DAY 2 Marrakech
30th November 2005
Marrakech street. Enlarge image
We breakfasted on the roof terrace of the hotel, where there was a small kitchen in one corner. The options were omelette, or bread with butter and an orange flavoured jam, and were pretty much the same everywhere else we went in Morocco. After breakfast we headed for the souk north of Djemaa El-Fna for a look around. The streets leading off the square start off wide and open, but quickly the stalls close in, concentrate, and a roof seals out the day light. The smells were of spice, animals, leather and men, and the sounds were of constant invitations to look in a stall or workshop, sometimes in French, but more often correct guesses were made that we are English. It seems odd to be greeted by a ‘traditional’-looking old Moroccan man saying “Welcome, fish and chips” in a place that seems pretty far removed from an English fish and chip shop. The phrase ‘fish and chips’ haunts the English tourist in Morocco, but the absurdity of it usually made me chuckle despite the repetition. After 20 or 30 minutes wandering through this rabbit warren we emerged disorientated but relieved to be back out in the open.
Koutoubia mineret.
Enlarge image
Piecing together our surroundings from the guide book maps we navigated to the easiest landmark in town, the Koubtoubia minaret. After a coffee we walked up Mohamed V Boulevard into the Ville Nouvelle part of town, built by the French to accommodate the colonisers. We stopped here for lunch, our first tangines of many (also tajines), with the usual starter of moroccan salad and accompanied with bread and chips. Tagine is also the name of the clay dishes in which the food is cooked, covered by a tall conical hat-like lid with a hole in the centre. The dish generally contains meat and vegetables, and sometimes lemon and olives depending on the type. As we sat out on the pavement there was a constant stream of passing hawkers, beggar women (to whom most of the bread went) and shoe shiners tapping their polish boxes. Despite being a clear sunny day it was cold in the shade.

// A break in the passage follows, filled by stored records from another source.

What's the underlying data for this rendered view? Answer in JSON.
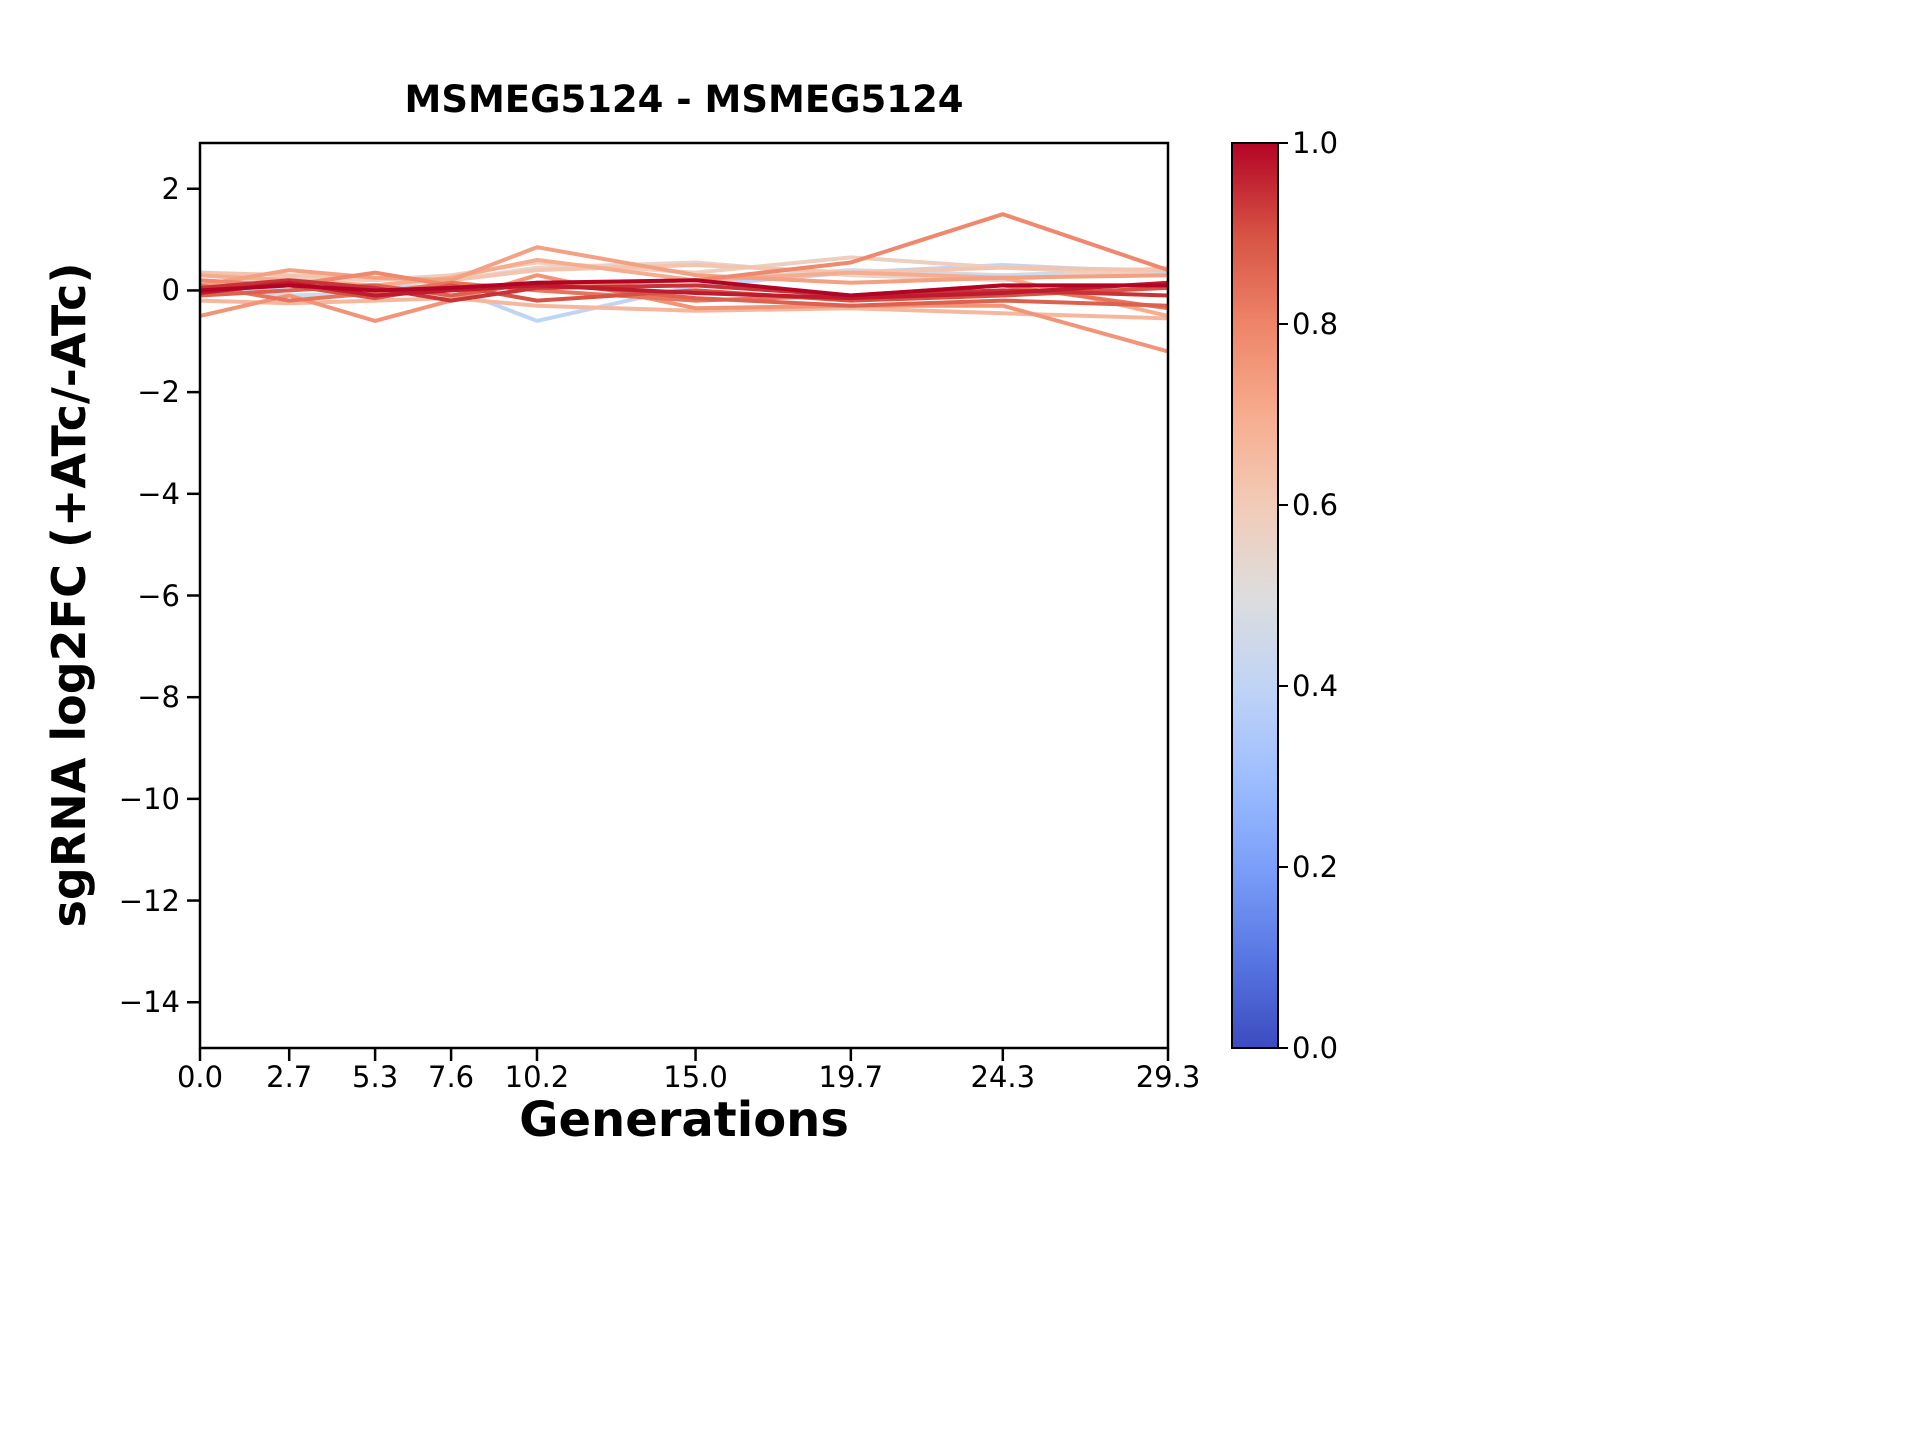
{
  "chart_data": {
    "type": "line",
    "title": "MSMEG5124 - MSMEG5124",
    "xlabel": "Generations",
    "ylabel": "sgRNA log2FC (+ATc/-ATc)",
    "xlim": [
      0,
      29.3
    ],
    "ylim": [
      -14.9,
      2.9
    ],
    "grid": false,
    "x": [
      0.0,
      2.7,
      5.3,
      7.6,
      10.2,
      15.0,
      19.7,
      24.3,
      29.3
    ],
    "x_tick_labels": [
      "0.0",
      "2.7",
      "5.3",
      "7.6",
      "10.2",
      "15.0",
      "19.7",
      "24.3",
      "29.3"
    ],
    "y_ticks": [
      2,
      0,
      -2,
      -4,
      -6,
      -8,
      -10,
      -12,
      -14
    ],
    "y_tick_labels": [
      "2",
      "0",
      "−2",
      "−4",
      "−6",
      "−8",
      "−10",
      "−12",
      "−14"
    ],
    "series": [
      {
        "color_value": 0.4,
        "values": [
          0.05,
          0.0,
          0.1,
          0.05,
          -0.6,
          0.1,
          0.35,
          0.5,
          0.35
        ]
      },
      {
        "color_value": 0.45,
        "values": [
          0.0,
          -0.1,
          -0.05,
          0.0,
          0.15,
          0.2,
          0.4,
          0.3,
          0.4
        ]
      },
      {
        "color_value": 0.55,
        "values": [
          0.3,
          0.15,
          0.1,
          0.2,
          0.45,
          0.55,
          0.3,
          0.2,
          0.45
        ]
      },
      {
        "color_value": 0.58,
        "values": [
          0.15,
          0.25,
          0.2,
          0.3,
          0.55,
          0.35,
          0.65,
          0.45,
          0.3
        ]
      },
      {
        "color_value": 0.62,
        "values": [
          0.35,
          0.3,
          0.25,
          0.2,
          0.4,
          0.5,
          0.35,
          0.45,
          0.4
        ]
      },
      {
        "color_value": 0.66,
        "values": [
          -0.2,
          -0.25,
          -0.2,
          -0.15,
          -0.3,
          -0.4,
          -0.35,
          -0.45,
          -0.55
        ]
      },
      {
        "color_value": 0.7,
        "values": [
          0.3,
          0.2,
          0.1,
          0.25,
          0.6,
          0.2,
          0.35,
          0.25,
          -0.5
        ]
      },
      {
        "color_value": 0.73,
        "values": [
          0.1,
          0.4,
          0.25,
          0.2,
          0.85,
          0.3,
          0.15,
          0.25,
          0.3
        ]
      },
      {
        "color_value": 0.76,
        "values": [
          -0.5,
          -0.1,
          -0.6,
          -0.2,
          0.3,
          -0.35,
          -0.3,
          -0.3,
          -1.2
        ]
      },
      {
        "color_value": 0.79,
        "values": [
          0.2,
          0.1,
          0.35,
          0.1,
          0.1,
          0.2,
          0.55,
          1.5,
          0.4
        ]
      },
      {
        "color_value": 0.83,
        "values": [
          0.1,
          -0.2,
          -0.05,
          0.15,
          0.0,
          -0.2,
          -0.1,
          0.1,
          -0.35
        ]
      },
      {
        "color_value": 0.87,
        "values": [
          -0.1,
          0.0,
          0.1,
          -0.1,
          0.15,
          -0.15,
          -0.3,
          -0.2,
          -0.3
        ]
      },
      {
        "color_value": 0.9,
        "values": [
          0.0,
          0.1,
          -0.15,
          0.1,
          -0.2,
          0.0,
          -0.2,
          -0.1,
          0.05
        ]
      },
      {
        "color_value": 0.94,
        "values": [
          0.05,
          0.2,
          0.05,
          -0.2,
          0.05,
          0.1,
          -0.1,
          0.0,
          -0.1
        ]
      },
      {
        "color_value": 0.97,
        "values": [
          -0.05,
          0.15,
          -0.1,
          0.0,
          0.1,
          -0.05,
          -0.15,
          -0.05,
          0.15
        ]
      },
      {
        "color_value": 1.0,
        "values": [
          0.0,
          0.1,
          0.0,
          0.05,
          0.15,
          0.2,
          -0.1,
          0.1,
          0.1
        ]
      }
    ],
    "colorbar": {
      "colormap": "coolwarm",
      "ticks": [
        1.0,
        0.8,
        0.6,
        0.4,
        0.2,
        0.0
      ],
      "tick_labels": [
        "1.0",
        "0.8",
        "0.6",
        "0.4",
        "0.2",
        "0.0"
      ],
      "colormap_stops": [
        [
          0.0,
          "#3B4CC0"
        ],
        [
          0.1,
          "#5977E3"
        ],
        [
          0.2,
          "#7B9FF9"
        ],
        [
          0.3,
          "#9EBEFF"
        ],
        [
          0.4,
          "#C0D4F5"
        ],
        [
          0.5,
          "#DDDDDD"
        ],
        [
          0.6,
          "#F2CBB7"
        ],
        [
          0.7,
          "#F7AC8E"
        ],
        [
          0.8,
          "#EE8468"
        ],
        [
          0.9,
          "#D65244"
        ],
        [
          1.0,
          "#B40426"
        ]
      ]
    },
    "colors": {
      "axes": "#000000",
      "background": "#ffffff"
    }
  }
}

For the next adventure we headed south, deeper into the medina. After some confused wandering and direction-asking we found our way to the Palais de la Bahia, along the way passing giant nests topped with storks perched on the city walls. The palace was made up a complex of open-air courtyards and gardens leading into small clusters of rooms. The rooms were all empty but were often decorated with small titles in intricate, repetitive patterns.
Courtyard in Palais de Bahia. Enlarge image
Tiled ceiling in Palais de Bahia. Enlarge image
After this culturally stimulating activity (ok, bit boring) our baser instincts overtook us, and we went out to look for alcohol. The quest led us to the outskirts of town where the expensive hotels are found. A place called Jad Mahal was recommended in a newspaper article Ol had brought along, and the description therein led us to believe that they served booze. However, we'd arrived too early, so again found ourselves walking along Mohamed 5 into the Ville Nouvelle. After investigating some car hire prices for the following day we at last found the Atlas Café, one of the few and precious licenced establishments.
We had to sit inside the café to drink alcohol. The place was cramped and smoky, full of merry Moroccans who kept all their empty bottles on the table, maybe as a tally, maybe as a symbol. We had a couple of the small (25cl) bottles of the locally brewed Flag lager (good!) which took a long time due to the speed of the table service. After the beers we returned to the incongruously plush Jad Mahal. The pre-dinner cocktails each cost more than a night's accommodation in our hotel. The service was extremely attentive and good looking, and the olives superb. We moved to another table to eat. Dinner, which was fantastic, was accompanied by a couple of bottles of good Moroccan red wine and an occasional belly dancer. After a day of much walking on the streets of Marrakesh, the tipsy taxi ride back to Djemaa El-Fna was much appreciated.